# PM-1440GT Lathe won't power on



## jimbo fury (Jun 6, 2021)

Bought this lathe brand new last year and just now finally got everything set up and ready to go......and it won't power on. I have verified I have power coming in and I have power coming in and out of the transformer. I've checked the foot brake limit switch. Can't figure out why I am not powering up the machine. Any help would be great please. I'm sure once I figure it out I will love this lathe until the end of time.


----------



## Aukai (Jun 6, 2021)

Take the metal spade for the safety switch off of the door/belt housing, and insert it into the the receiver manually. It may not be seating, and completing the safety circuit. I think when PM does their run testing they put in a dummy one, it must have run before it was shipped out.


----------



## mksj (Jun 6, 2021)

In the past with another 1440GT the belt cover switch was faulty and in other cases the switch came loose and was not engaging. You should have a power on light at the front. You can also try to jumper the cover safety switch, also some other models have a chuck key guard with a micro switch, so it must be down. Below is what I mapped out a while ago, but it seems to vary a bit with the production date.


----------



## Stonebriar (Jun 6, 2021)

I have to ask. Is the red button on the front panel(STOP) pushed in. Twist it and let it pop out.


----------



## jimbo fury (Jun 6, 2021)

Stonebriar said:


> I have to ask. Is the red button on the front panel(STOP) pushed in. Twist it and let it pop out.

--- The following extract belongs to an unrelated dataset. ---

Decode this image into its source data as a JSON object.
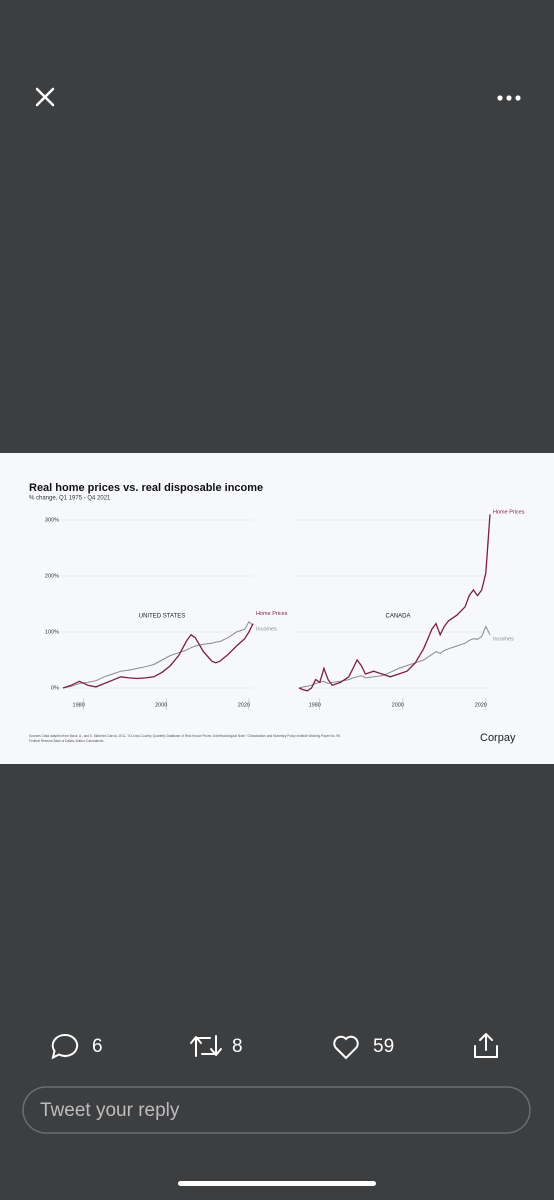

No, I checked that first lol.


----------



## 7milesup (Jun 6, 2021)

How about the chuck guard, is that down?  I know someone that did that once (or twice)


----------



## parshal (Jun 6, 2021)

I wish mine had a chuck guard.  I get tired of oil slinging all over me and the truck right behind it.


----------



## 7milesup (Jun 6, 2021)

parshal said:


> I wish mine had a chuck guard.  I get tired of oil slinging all over me and the truck right behind it.


Yeah, I actually really like the one on my new 1440 Eisen.


----------



## bill70j (Jun 6, 2021)

Aukai said:


> Take the metal spade for the safety switch off of the door/belt housing, and insert it into the the receiver manually. It may not be seating, and completing the safety circuit. I think when PM does their run testing they put in a dummy one, it must have run before it was shipped out.


This is precisely what happened with my 1440GT.  It was the thing Matt had me check first.


----------



## parshal (Jun 6, 2021)

7milesup said:


> Yeah, I actually really like the one on my new 1440 Eisen.



If I ever get another lathe that's what I'm getting.


----------



## Firstgear (Jun 7, 2021)

Aukai said:


> Take the metal spade for the safety switch off of the door/belt housing, and insert it into the the receiver manually. It may not be seating, and completing the safety circuit. I think when PM does their run testing they put in a dummy one, it must have run before it was shipped out.


When mine doesn’t fire up, that is always the first place I look, the cover safety switch. Oh yeah, the face guard….have done that a few times too!


----------



## jimbo fury (Jun 7, 2021)

It was the belt cover safety switch. I took that cover off before and never noticed a switch in there. Metal pegs were too high and didn't engage. Lathe running like a champ. I appreciate the help.


----------



## Aukai (Jun 7, 2021)

Awesome glad you found it


----------



## Janderso (Jun 7, 2021)

Outstanding!


----------



## jimbo fury (Jun 7, 2021)

I feel like an idiot for missing this lol.


----------



## Aukai (Jun 7, 2021)

The take off covers are difficult to line up, having to line up 2 studs, and the spade....


----------